やっと着いた!
「ああああ………」
「や、やっと………」
「うん、やっと着いた………」
「ええ………
やっと、ですね………」
ここは、王都から離れた辺境の地。
スーウィル王国の東北部に位置する国防の街、エルナール辺境伯領の入り口。
明らかに、遠方から長旅をして来たのだろう。
旅人の姿をしたふたりの青年達が、エルナール辺境伯領特有の、白亜の美しい街並みを見て、心の底から、安堵の表情をした。
「ディオン様
お疲れ様でございます。」
「ああ、レオン、お疲れさま。今回は、この旅に着いてきてくれて、本当に、有難う。」
「はい。 こちらこそ、ありがとう存じます。」
ふたりの青年達は、馬車から荷物を下ろした。
この二人が乗って来た馬車は、古そうに見える割に、しっかりと頑丈で、安全に野宿が出来るような仕組みになっているものだ。
彼らは、この馬車に乗って、5日間も掛けて、この辺境の地に辿り着いたばかりだ。
「王都から、思ったより、長旅でしたね。」
「ああ、そうだな。辺境伯家の者たちは、こんな遠い街から、わざわざ王都まで?凄いな。」
「ええ。ですね。ディオン様、今夜は、いったん目的地の宿で、休憩に致しませんか?」
「ああ、うん、さすがに、今日は、疲れたなぁ。さっそく、宿屋に向かうとしよう。」
「はい、かしこまりました。
行きましょう。」
一人は、この国内の中では珍しい赤髪の青年、彼は、商人見習いのような服装をしているが、高貴な雰囲気を隠せていない。
もう一人は、肩まで長く伸ばした黒髪を結っている騎士のような雰囲気の青年。
青年は、2人とも、高貴な雰囲気を宿しているため、入り口付近にいる領民たちは、いったい何事か? と、興味津々で見ている。

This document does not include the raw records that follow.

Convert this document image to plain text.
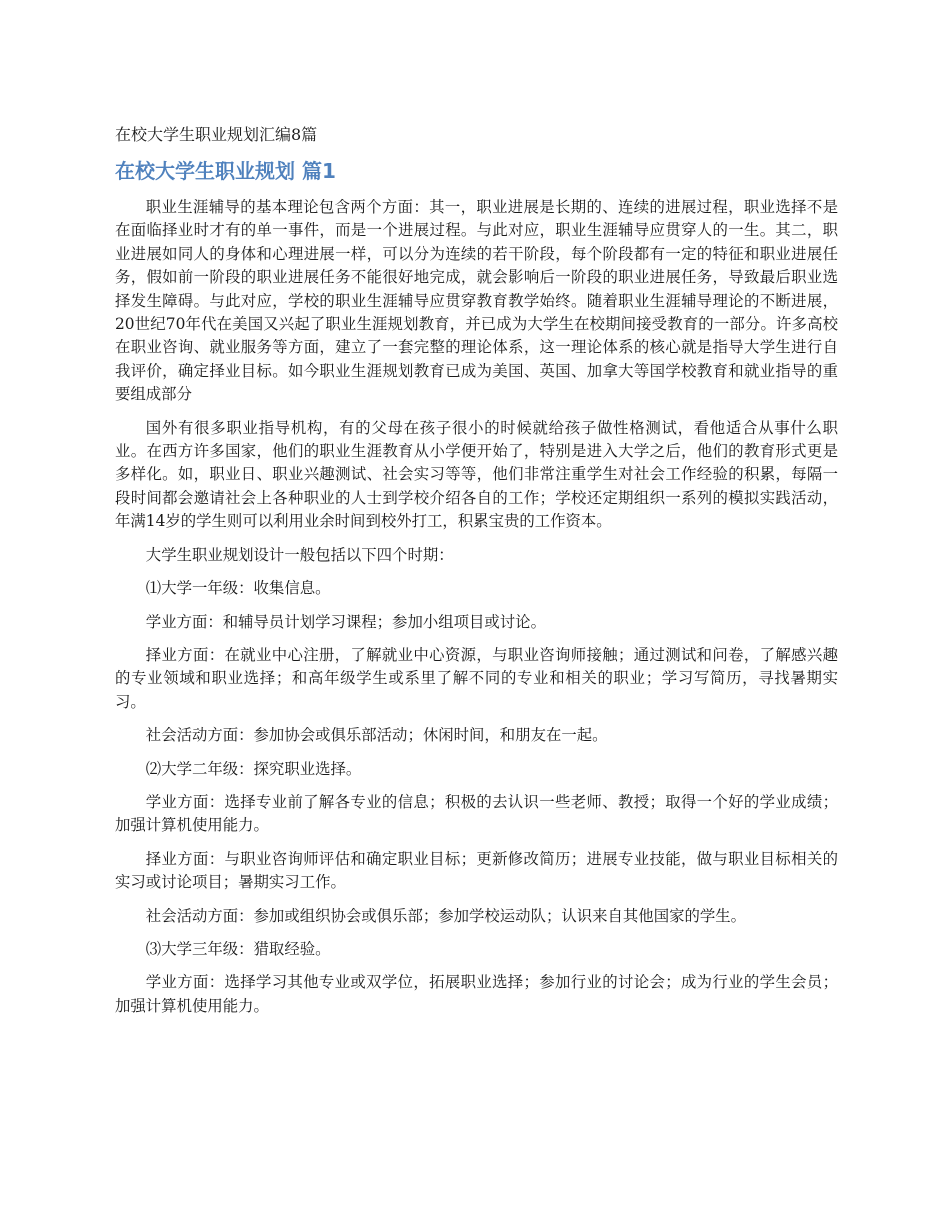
在校大学生职业规划汇编8篇
在校大学生职业规划 篇1

职业生涯辅导的基本理论包含两个方面：其一，职业进展是长期的、连续的进展过程，职业选择不是在面临择业时才有的单一事件，而是一个进展过程。与此对应，职业生涯辅导应贯穿人的一生。其二，职业进展如同人的身体和心理进展一样，可以分为连续的若干阶段，每个阶段都有一定的特征和职业进展任务，假如前一阶段的职业进展任务不能很好地完成，就会影响后一阶段的职业进展任务，导致最后职业选择发生障碍。与此对应，学校的职业生涯辅导应贯穿教育教学始终。随着职业生涯辅导理论的不断进展，20世纪70年代在美国又兴起了职业生涯规划教育，并已成为大学生在校期间接受教育的一部分。许多高校在职业咨询、就业服务等方面，建立了一套完整的理论体系，这一理论体系的核心就是指导大学生进行自我评价，确定择业目标。如今职业生涯规划教育已成为美国、英国、加拿大等国学校教育和就业指导的重要组成部分

国外有很多职业指导机构，有的父母在孩子很小的时候就给孩子做性格测试，看他适合从事什么职业。在西方许多国家，他们的职业生涯教育从小学便开始了，特别是进入大学之后，他们的教育形式更是多样化。如，职业日、职业兴趣测试、社会实习等等，他们非常注重学生对社会工作经验的积累，每隔一段时间都会邀请社会上各种职业的人士到学校介绍各自的工作；学校还定期组织一系列的模拟实践活动，年满14岁的学生则可以利用业余时间到校外打工，积累宝贵的工作资本。

大学生职业规划设计一般包括以下四个时期：

⑴大学一年级：收集信息。

学业方面：和辅导员计划学习课程；参加小组项目或讨论。

择业方面：在就业中心注册，了解就业中心资源，与职业咨询师接触；通过测试和问卷，了解感兴趣的专业领域和职业选择；和高年级学生或系里了解不同的专业和相关的职业；学习写简历，寻找暑期实习。

社会活动方面：参加协会或俱乐部活动；休闲时间，和朋友在一起。

⑵大学二年级：探究职业选择。

学业方面：选择专业前了解各专业的信息；积极的去认识一些老师、教授；取得一个好的学业成绩；加强计算机使用能力。

择业方面：与职业咨询师评估和确定职业目标；更新修改简历；进展专业技能，做与职业目标相关的实习或讨论项目；暑期实习工作。

社会活动方面：参加或组织协会或俱乐部；参加学校运动队；认识来自其他国家的学生。

⑶大学三年级：猎取经验。

学业方面：选择学习其他专业或双学位，拓展职业选择；参加行业的讨论会；成为行业的学生会员；加强计算机使用能力。
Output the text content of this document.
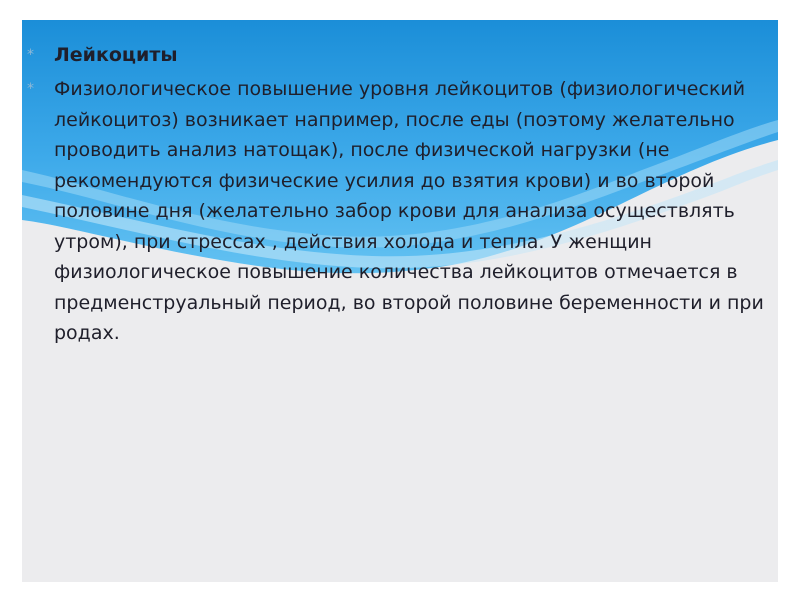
*	Лейкоциты
*	Физиологическое повышение уровня лейкоцитов (физиологический лейкоцитоз) возникает например, после еды (поэтому желательно проводить анализ натощак), после физической нагрузки (не рекомендуются физические усилия до взятия крови) и во второй половине дня (желательно забор крови для анализа осуществлять утром), при стрессах , действия холода и тепла. У женщин физиологическое повышение количества лейкоцитов отмечается в предменструальный период, во второй половине беременности и при родах.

彼らは、視線に気付かずに、入り口近くにある安めの宿屋に素泊まりする事にしたようだ。
「ところで、レオン」
「はい、何でしょうか?」
「エルナール辺境伯閣下の屋敷は何処にある?」
「ディオン様、あちらの白亜の街並みの中心部にある薄茶色の大きな屋敷がありますでしょう?あちらが、エルナール辺境伯邸だそうですよ。」
「なるほど………
あの建物が、明日行く予定の………」
確かに、レオンが示した場所を見ると、白亜の街並みの中心部に、唯一、目立つ建物がある。
その薄茶色の大きな洋館こそ、この街を治めるエルナール辺境伯閣下の住まう屋敷だ。
目立つが、要塞のような造りになっている為、敵からは攻撃しにくい、侵入もしにくい頑丈な洋館となっているらしい。
「この宿屋からは、近くて、行きやすいな。」
「はい、エルナール辺境伯閣下が、近場の中で、目立たない宿屋を選んで下さいました。」
「そうなのか、それは、明日、お礼を伝えよう。まあ、この髪色からして、すでに目立っているような気がするのだが………」
「そのようですね。
周囲から視線を感じます。」
「まあ、うん、仕方がないか。」
赤髪は、この髪色は、非常に珍しい色彩だ。
この王国内だと、ディオンの母とディオンしかいないのではないかと思う。
エルモ兄上は、父に似て、普通によくいる黒の短髪なのだから。
「レオン、明日は昼からの予定だ。それまでは、しっかりと、心身共に、休憩するとしよう。」
「明日は昼からなのですね、かしこまりました。ディオン様、ゆっくり、お休み下さいませ。」
「ああ。 レオンも、しっかりと休めよ?」
「はい。ゆっくりお休みいたします。」